Aye. Who knows why, or for what reason, but plenty folks who wanna be sat front the screen for a couple hours, most likely they wanna see something doesn’t piss all o’er their ears wi’ some gabble they can’t understand and a buncha text they can’t be arsed reading. This isn’t to say that folks who don’t like subtitles don’t like film, that right there is a horrendous misconception. I know people got the damn house comin’ down with 1940s comedies, for example, but it’s rare they’ll bother with anything ain’t got English as the primary language.

It’s easy to get all sortsa snobbish regarding viewing types who’d puke their faces raw if’n they had to sit front a Bergman for any length of time. But it’s also incredibly easy to get ones own perspective fucked just as bad.
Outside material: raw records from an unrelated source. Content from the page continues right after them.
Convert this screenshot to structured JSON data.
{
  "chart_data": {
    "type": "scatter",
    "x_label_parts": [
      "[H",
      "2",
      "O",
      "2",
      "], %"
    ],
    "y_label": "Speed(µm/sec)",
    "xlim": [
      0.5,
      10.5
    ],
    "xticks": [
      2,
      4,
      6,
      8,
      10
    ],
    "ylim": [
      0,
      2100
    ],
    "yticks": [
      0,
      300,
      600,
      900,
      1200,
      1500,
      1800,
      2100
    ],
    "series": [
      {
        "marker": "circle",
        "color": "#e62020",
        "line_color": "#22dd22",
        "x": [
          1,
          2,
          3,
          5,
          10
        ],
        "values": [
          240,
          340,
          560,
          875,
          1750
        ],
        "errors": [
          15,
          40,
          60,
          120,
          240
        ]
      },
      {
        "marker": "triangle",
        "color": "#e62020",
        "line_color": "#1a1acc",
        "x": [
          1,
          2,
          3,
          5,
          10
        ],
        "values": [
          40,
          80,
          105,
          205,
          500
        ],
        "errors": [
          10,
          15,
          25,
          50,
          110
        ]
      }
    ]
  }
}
There is, whether or not we care to admit it, a consensus among certain flickology types that runs along the lines of; A foreign film is inherently superior to a Hollywood number.

This is bullshit, of course.

I remember a conversation with a lady way back when, was asking her if she’d seen Pale Rider.
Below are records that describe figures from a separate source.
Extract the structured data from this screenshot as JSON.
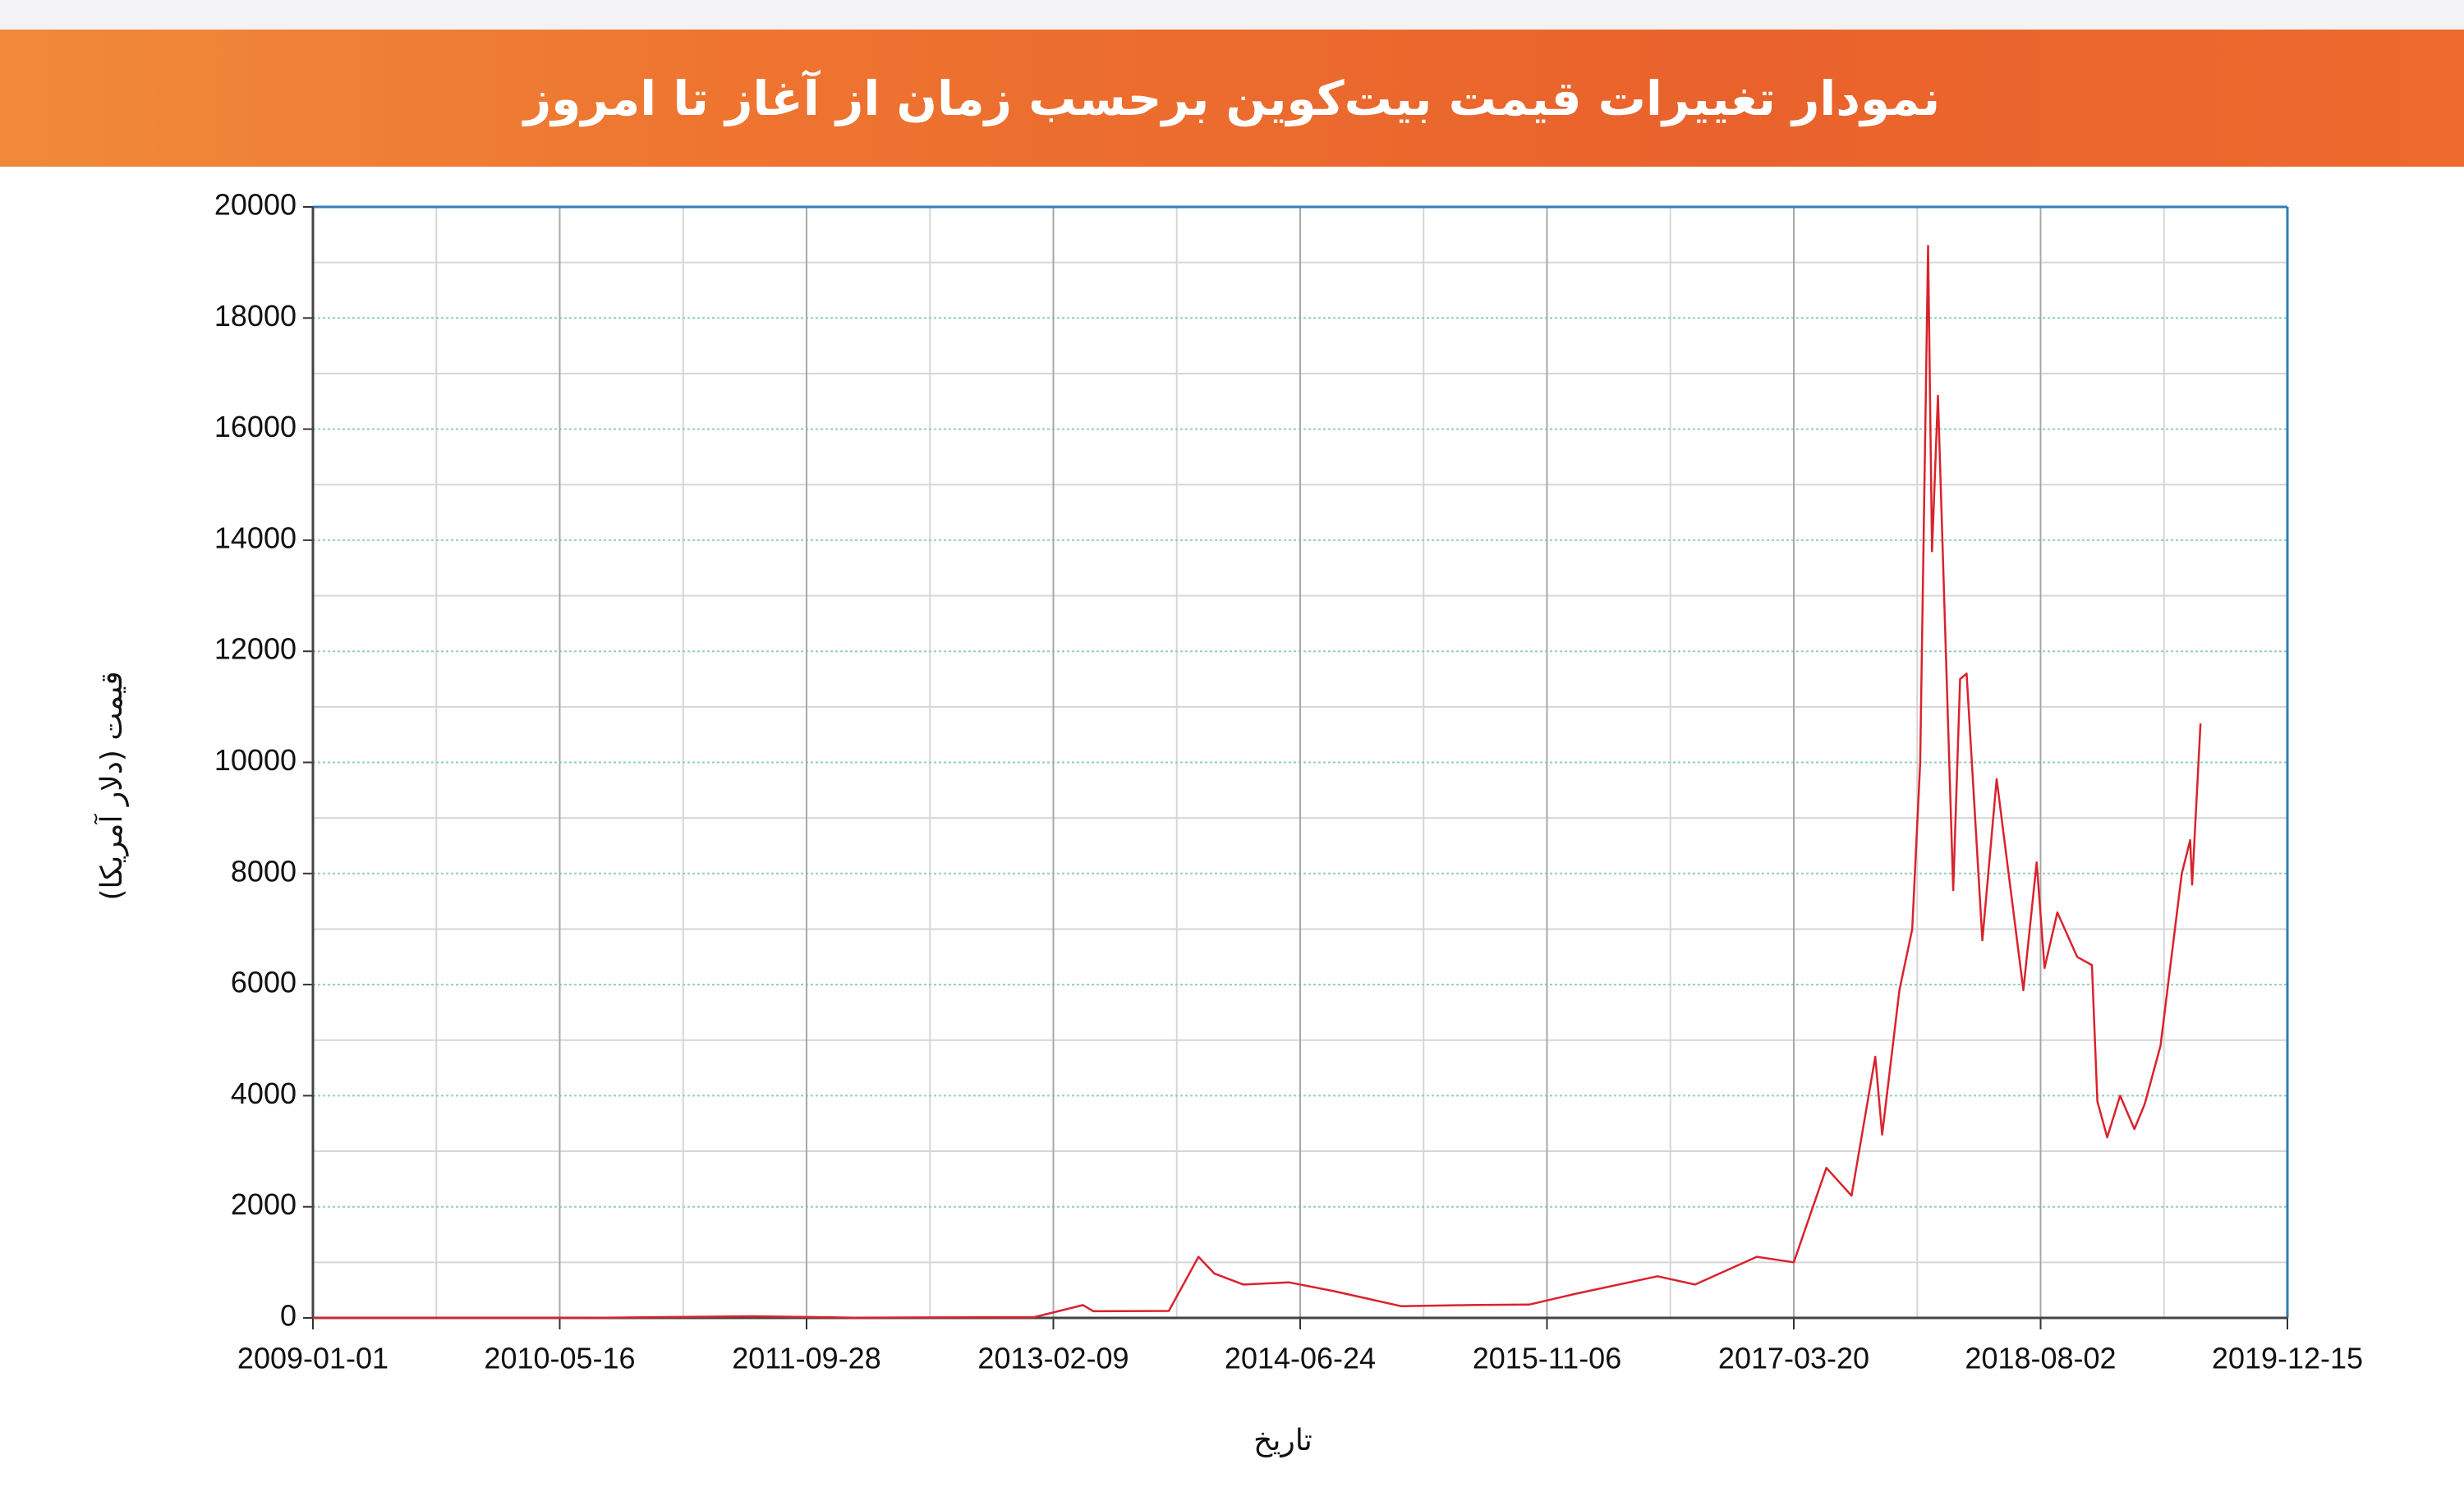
{
  "chart_data": {
    "type": "line",
    "title": "نمودار تغییرات قیمت بیت‌کوین برحسب زمان از آغاز تا امروز",
    "x_label": "تاریخ",
    "y_label": "قیمت (دلار آمریکا)",
    "color": "#d9232d",
    "grid": true,
    "xlim": [
      "2009-01-01",
      "2019-12-15"
    ],
    "xticks": [
      "2009-01-01",
      "2010-05-16",
      "2011-09-28",
      "2013-02-09",
      "2014-06-24",
      "2015-11-06",
      "2017-03-20",
      "2018-08-02",
      "2019-12-15"
    ],
    "ylim": [
      0,
      20000
    ],
    "yticks": [
      0,
      2000,
      4000,
      6000,
      8000,
      10000,
      12000,
      14000,
      16000,
      18000,
      20000
    ],
    "x": [
      "2009-01-01",
      "2010-07-01",
      "2011-06-08",
      "2012-01-01",
      "2013-01-01",
      "2013-04-10",
      "2013-05-01",
      "2013-10-01",
      "2013-11-30",
      "2014-01-01",
      "2014-03-01",
      "2014-06-01",
      "2014-09-01",
      "2015-01-15",
      "2015-06-01",
      "2015-10-01",
      "2016-01-01",
      "2016-06-17",
      "2016-09-01",
      "2017-01-04",
      "2017-03-20",
      "2017-05-25",
      "2017-07-15",
      "2017-09-01",
      "2017-09-15",
      "2017-10-20",
      "2017-11-15",
      "2017-12-01",
      "2017-12-17",
      "2017-12-25",
      "2018-01-06",
      "2018-02-06",
      "2018-02-20",
      "2018-03-05",
      "2018-04-06",
      "2018-05-05",
      "2018-06-28",
      "2018-07-25",
      "2018-08-10",
      "2018-09-05",
      "2018-10-15",
      "2018-11-14",
      "2018-11-25",
      "2018-12-15",
      "2019-01-10",
      "2019-02-08",
      "2019-03-01",
      "2019-04-02",
      "2019-05-15",
      "2019-06-01",
      "2019-06-05",
      "2019-06-22"
    ],
    "values": [
      0,
      0.07,
      30,
      5,
      13,
      230,
      120,
      125,
      1100,
      800,
      600,
      640,
      480,
      210,
      230,
      240,
      430,
      750,
      600,
      1100,
      1000,
      2700,
      2200,
      4700,
      3300,
      5900,
      7000,
      10000,
      19300,
      13800,
      16600,
      7700,
      11500,
      11600,
      6800,
      9700,
      5900,
      8200,
      6300,
      7300,
      6500,
      6350,
      3900,
      3250,
      4000,
      3400,
      3850,
      4900,
      8000,
      8600,
      7800,
      10700
    ]
  }
}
“No” she said. “I don’t watch those kindsa films. I only watch World Cinema.”

There are, of course, a number of reasons for why a fella might wanna claw his own ears off after hearing such a statement. For one thing, it’s fuckin’ Pale Rider. For another, fuckin’ Pale Rider was made in America, which, last time I looked, was part of the World. Also, World Cinema? What horrible ghettoised mindset has done gone soured your very arse, m’dear, for to have you using terms like World Cinema. Like “World Music”, World Cinema ain’t nothin more than a wretched, patronising, elitist-yet-incredibly-ignorant half-arsed nonsense.

Bein’ the kind of fella who cums himself in five at the thought of a couple extra minutes of Manhattan might be hidden away in a vault someplace, i.e, a Flick Geek, I’ll watch anything, and if it’s good, it’s good. Subtitled or otherwise, horror or romantic-comedy or documentary about some goof made a record one time and some folks liked it, whatever, if a fella wants to find the gold, he can’t go lingerin’ round a handful o’ rocks.
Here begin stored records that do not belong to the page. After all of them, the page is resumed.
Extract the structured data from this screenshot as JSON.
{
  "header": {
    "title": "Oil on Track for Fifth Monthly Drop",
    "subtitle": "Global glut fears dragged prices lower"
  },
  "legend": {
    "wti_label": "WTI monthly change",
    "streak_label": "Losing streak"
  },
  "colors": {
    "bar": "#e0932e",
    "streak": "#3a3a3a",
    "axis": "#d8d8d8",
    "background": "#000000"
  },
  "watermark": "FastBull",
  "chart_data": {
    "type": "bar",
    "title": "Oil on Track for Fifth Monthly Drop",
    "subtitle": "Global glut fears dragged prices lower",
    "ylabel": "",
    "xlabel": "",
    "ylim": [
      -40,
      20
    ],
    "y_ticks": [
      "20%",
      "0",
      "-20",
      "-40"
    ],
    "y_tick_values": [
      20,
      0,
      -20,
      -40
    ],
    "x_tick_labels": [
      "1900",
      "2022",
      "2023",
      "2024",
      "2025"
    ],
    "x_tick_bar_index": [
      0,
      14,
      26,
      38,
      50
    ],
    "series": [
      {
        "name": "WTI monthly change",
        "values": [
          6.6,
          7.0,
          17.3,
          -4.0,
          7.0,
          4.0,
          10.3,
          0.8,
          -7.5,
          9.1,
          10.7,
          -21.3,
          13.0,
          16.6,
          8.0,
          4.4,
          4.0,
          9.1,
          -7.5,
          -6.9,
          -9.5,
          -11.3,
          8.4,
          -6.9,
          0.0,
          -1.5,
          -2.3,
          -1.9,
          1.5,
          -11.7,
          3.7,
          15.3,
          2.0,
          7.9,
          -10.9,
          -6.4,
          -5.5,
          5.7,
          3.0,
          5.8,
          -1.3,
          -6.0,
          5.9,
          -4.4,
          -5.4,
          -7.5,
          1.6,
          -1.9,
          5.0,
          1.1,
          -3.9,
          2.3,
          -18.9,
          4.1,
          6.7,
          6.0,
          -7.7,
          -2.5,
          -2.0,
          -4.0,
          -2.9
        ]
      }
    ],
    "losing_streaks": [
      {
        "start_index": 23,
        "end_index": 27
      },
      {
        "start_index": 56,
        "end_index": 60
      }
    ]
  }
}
Wonderful flicks are a universal phenomenon, as is guffy ol’ shite.

Also, it ain’t necessarily the fault of the audiences that they don’t watch these flicks. Time and again, it’s been proven that a subtitled flick can be incredibly successful provided the studio flinging it screen-wards puts the effort in. The Passion Of The Christ, Crouching Tiger Hidden Dragon, Life Is Beautiful. Three flicks right there that proved enormously popular theatrically and on video / DVD. If folks could see, say, Paradise Now as easily as they could see Munich, I’d wager they would. They have done.

Studios tossing brilliant films into horrible ghettos like World Cinema, marketing them to select audiences and ignoring everyone else, well, they’re as much to blame as the fella sat front the telly choosing Lock, Stock And Two Smoking Barrels over Ikiru, or Anchorman over La Cage Aux Folles. More so, in fact, because most likely the fella would go with Ikiru, had he ever heard of it.

A flick they’ve heard about, they’re more likely to watch. Stands to reason. How many flicks do we ignore, us enlightened cinema-fiends, on account of we don’t know shit about them? Plenty manys, is how many.

Market these things right, and it’s more likely folks’ll take the chance.

Folks take the chance with that one, there’s more chance they’ll opt for La Cage Aux Folles next time.

They’ll probably still enjoy Anchorman more, though. And they’d be absolutely right to do so. Anchorman fuckin’ rocks.